The City Is My Oyster

I’ve always thought that there’s something captivating about roaming through the streets of a bustling city alone at night. With no particular purpose or destination, yet not aimlessly either, I get a swelling sense of content from watching the people around me move and moving with them. In big cities, night’s don’t always feel uncomfortable or sinister, especially from an onlooker’s perspective under the warmth and light of the streetlights, shop lights, billboard lights, car lights, bar lights… All of the lights. Maybe it’s the naïve child in me who simply enjoys the physical comfort of being around people. At the risk of sounding like an angsty, misunderstood Holden Caulfield, there is a meditative tranquility about being still in a busy place.
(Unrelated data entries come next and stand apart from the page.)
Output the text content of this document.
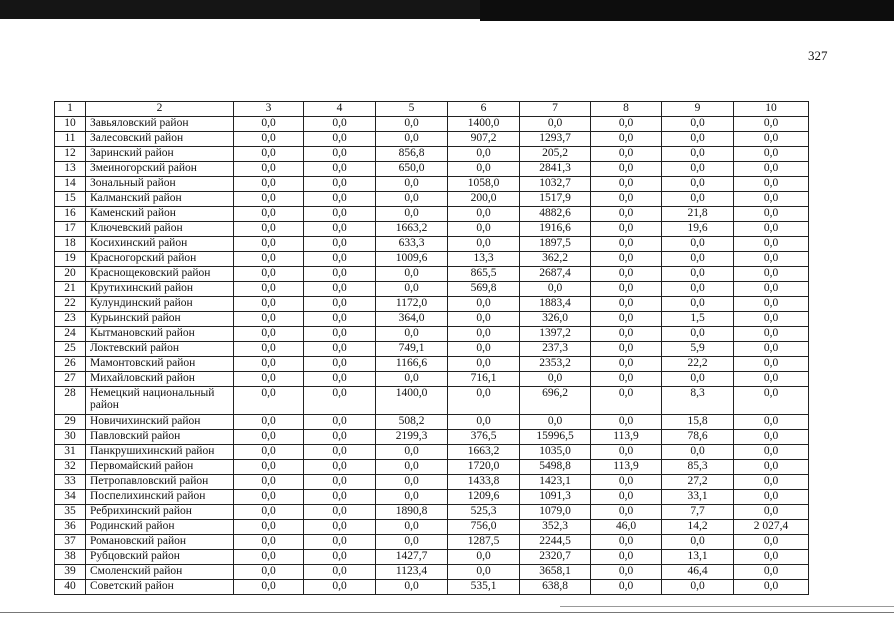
327
1	2	3	4	5	6	7	8	9	10
10	Завьяловский район	0,0	0,0	0,0	1400,0	0,0	0,0	0,0	0,0
11	Залесовский район	0,0	0,0	0,0	907,2	1293,7	0,0	0,0	0,0
12	Заринский район	0,0	0,0	856,8	0,0	205,2	0,0	0,0	0,0
13	Змеиногорский район	0,0	0,0	650,0	0,0	2841,3	0,0	0,0	0,0
14	Зональный район	0,0	0,0	0,0	1058,0	1032,7	0,0	0,0	0,0
15	Калманский район	0,0	0,0	0,0	200,0	1517,9	0,0	0,0	0,0
16	Каменский район	0,0	0,0	0,0	0,0	4882,6	0,0	21,8	0,0
17	Ключевский район	0,0	0,0	1663,2	0,0	1916,6	0,0	19,6	0,0
18	Косихинский район	0,0	0,0	633,3	0,0	1897,5	0,0	0,0	0,0
19	Красногорский район	0,0	0,0	1009,6	13,3	362,2	0,0	0,0	0,0
20	Краснощековский район	0,0	0,0	0,0	865,5	2687,4	0,0	0,0	0,0
21	Крутихинский район	0,0	0,0	0,0	569,8	0,0	0,0	0,0	0,0
22	Кулундинский район	0,0	0,0	1172,0	0,0	1883,4	0,0	0,0	0,0
23	Курьинский район	0,0	0,0	364,0	0,0	326,0	0,0	1,5	0,0
24	Кытмановский район	0,0	0,0	0,0	0,0	1397,2	0,0	0,0	0,0
25	Локтевский район	0,0	0,0	749,1	0,0	237,3	0,0	5,9	0,0
26	Мамонтовский район	0,0	0,0	1166,6	0,0	2353,2	0,0	22,2	0,0
27	Михайловский район	0,0	0,0	0,0	716,1	0,0	0,0	0,0	0,0
28	Немецкий национальный район	0,0	0,0	1400,0	0,0	696,2	0,0	8,3	0,0
29	Новичихинский район	0,0	0,0	508,2	0,0	0,0	0,0	15,8	0,0
30	Павловский район	0,0	0,0	2199,3	376,5	15996,5	113,9	78,6	0,0
31	Панкрушихинский район	0,0	0,0	0,0	1663,2	1035,0	0,0	0,0	0,0
32	Первомайский район	0,0	0,0	0,0	1720,0	5498,8	113,9	85,3	0,0
33	Петропавловский район	0,0	0,0	0,0	1433,8	1423,1	0,0	27,2	0,0
34	Поспелихинский район	0,0	0,0	0,0	1209,6	1091,3	0,0	33,1	0,0
35	Ребрихинский район	0,0	0,0	1890,8	525,3	1079,0	0,0	7,7	0,0
36	Родинский район	0,0	0,0	0,0	756,0	352,3	46,0	14,2	2 027,4
37	Романовский район	0,0	0,0	0,0	1287,5	2244,5	0,0	0,0	0,0
38	Рубцовский район	0,0	0,0	1427,7	0,0	2320,7	0,0	13,1	0,0
39	Смоленский район	0,0	0,0	1123,4	0,0	3658,1	0,0	46,4	0,0
40	Советский район	0,0	0,0	0,0	535,1	638,8	0,0	0,0	0,0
With three of four finals out of the way I thought I would take some time to reflect on the beauty of the city. Having been caged inside confined walls of concrete study rooms for nine to ten hours at a time for a straight week with pages of notes, flash cards and sympathy cookies baked by a friend’s brother who’s exams were long over, it’s easy to forget there’s a world outside of walls. I often catch myself reminiscing about memories of Hong Kong and New York – cities where the crowds are bigger and the lights are brighter, where the city feels alive and electric.


I fell in love with New York City in the fall of 2011, my first visit. The intricacy of the gridded roads, grandeur of luxury flagship stores on 5th avenue, mass lands for parks and buildings where colonialism met modernism – it all seemed otherworldly. I knew instantly it was the city I would, one day, love to call home. With a rough estimate on the whereabouts of Up/Mid/Downtown were, I was dead set on familiarizing myself with street names: play the part of the local New Yorker (although daily rides on GrayLine double decker buses probably gave my tourist status away).

Standing in the middle of Times Square, where the lights give off a false impression of day, it was hard to imagine living in a city so beautiful. Is there a point when locals become immune to its beauty? I don’t think New York’s novelty could every wear off for me. I guess, one day, we’ll see.